Sensors are often used as part of a feedback cycle. They collect data continuously and are typically linked to a control program that specifies acceptable levels, eg the minimum and maximum temperature in a greenhouse. The control program decides what to do next based on the data it's fed by the sensors.
Barcodes are represented by black vertical bars and are read by a barcode reader. Barcodes are printed on nearly every product you buy, each product has a unique code. When read, information stored in the shop's database is recalled, such as the product name and price. This information later appears on your receipt. The scanning process also assists in stock management, reducing the stock by one each time a product is scanned/sold.
Magnetic stripes are built into many plastic cards such as debit or credit cards and personal identity cards. The magnetic strip on the back of the card can hold the personal details of the card owner and, with the necessary PIN, will allow access to secure information, eg bank account details. Data stored on the strip is scanned and input into a computer system by a magnetic stripe reader.

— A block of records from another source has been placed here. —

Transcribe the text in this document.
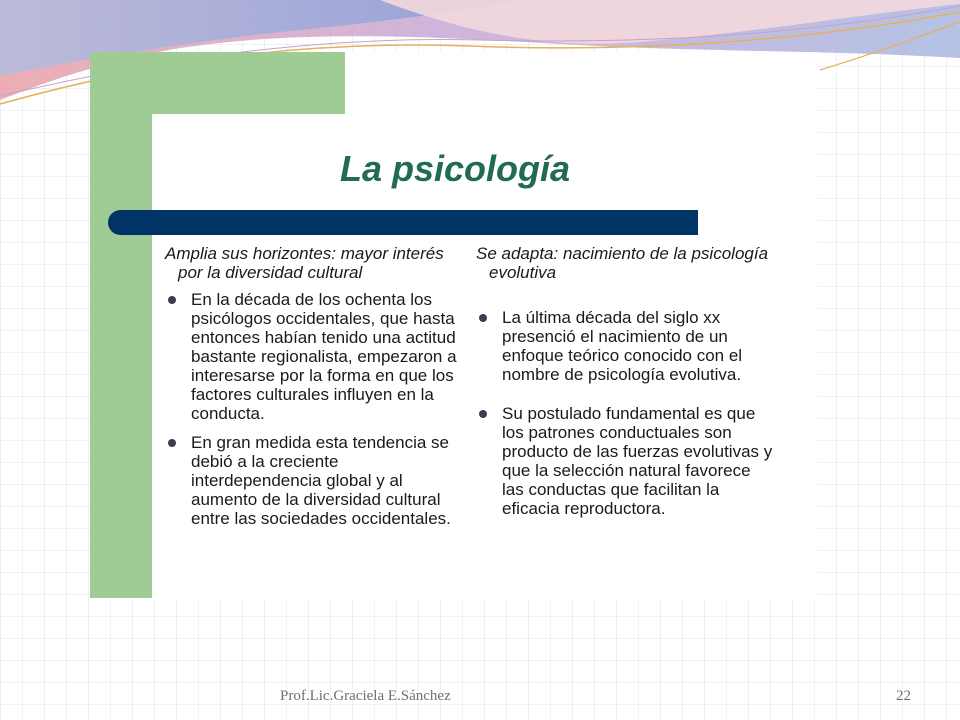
La psicología
Amplia sus horizontes: mayor interés por la diversidad cultural
En la década de los ochenta los psicólogos occidentales, que hasta entonces habían tenido una actitud bastante regionalista, empezaron a interesarse por la forma en que los factores culturales influyen en la conducta.
En gran medida esta tendencia se debió a la creciente interdependencia global y al aumento de la diversidad cultural entre las sociedades occidentales.
Se adapta: nacimiento de la psicología evolutiva
La última década del siglo xx presenció el nacimiento de un enfoque teórico conocido con el nombre de psicología evolutiva.
Su postulado fundamental es que los patrones conductuales son producto de las fuerzas evolutivas y que la selección natural favorece las conductas que facilitan la eficacia reproductora.
Prof.Lic.Graciela E.Sánchez	22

Magnetic ink characters appear at the bottom of cheques. Banks use MICR to read the numbers from the bottom of cheques to obtain data such as account numbers and bank sort codes. A particular font is used that makes it easy for the machine to discriminate between characters. The ink is magnetised, this makes it immune to creases and dirty marks.
An OMR reads marks made by pencil on a printed form into the computer. OMR systems are suited to reading pre-printed forms and check boxes such as lottery number selection sheets and multiple choice exam papers.